Even for the deepest archetypal experiences, such as those of the central archetype of the self, the bipolar arrangement applies as it does with any other emotional contents. However, in this case the extraordinary possibility arises of the embracing of the polarity in a single unifying image. I am continually impressed with the consistency with which this archetypal affect-image arises in the framework of relationship: the most familiar instance is the transference in therapy, but I see little difference when it is making its appearance in ordinary life situations apart from this procedure….

I therefore see the entire psyche as structured not only in complexes, but in their bipolar systems or arrangements: the occurrence of an emotion requires the interplay of two complexes, and habitual emotions belong to habitual pairs. For every mother complex there has to be a child, for every princess anima a princely lover, for every awesome father a son, and for every overwhelming monster a fearful human. The problem of conceptualizing the emotional event is a matter of understanding what happens at the interface between the two poles, where the ego adopts and experiences one affect, and relegates the opposite member of the bipolar pair to its object. I therefore do not visualize a model of the unconscious in which the complexes are randomly arranged, but rather one in which the complexes are arranged in bipolar systems or pairs; they may be envisaged as opposing entities (much like the upper and lower teeth in their apposition)…

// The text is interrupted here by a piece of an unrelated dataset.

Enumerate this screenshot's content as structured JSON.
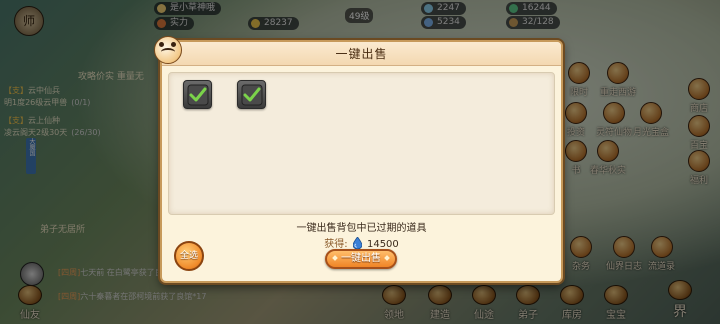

In the matter of genesis, we are in the habit…of looking to the mother as the source of influence of the specific qualities of the anima, and to the father for those of the animus. … But the child’s emotional psyche is not affected by these ego-personalities of the parents anywhere near as much as by the unconscious components in the parents. It is at the level of ‘participation mystique’ and emotional embroilment and interaction that the complexes are formed. This means that the far more frequent source of influence giving shape, for example, to the anima is the mother’s shadow and the father’s anima; and to the animus, the father’s shadow and the mother’s animus. The genesis of complexes takes place at the level of the non-ego of the child and the non-ego of the parents, where the really powerful and uncanny parent figures are the reverse ones, the pseudo father and pseudo mother; that is, mother’s animus and father’s anima. In relation to these figures the child is apt to slip into affect-ego positions and respond with his own complexes in emotional interactions. So it is of the various other complexes that take shape along the way: they are the product of emotional relationships, bearing the imprint of non-ego and subliminal aspects of the personalities of these significant figures. They arise out of affect-objects, not true objects.”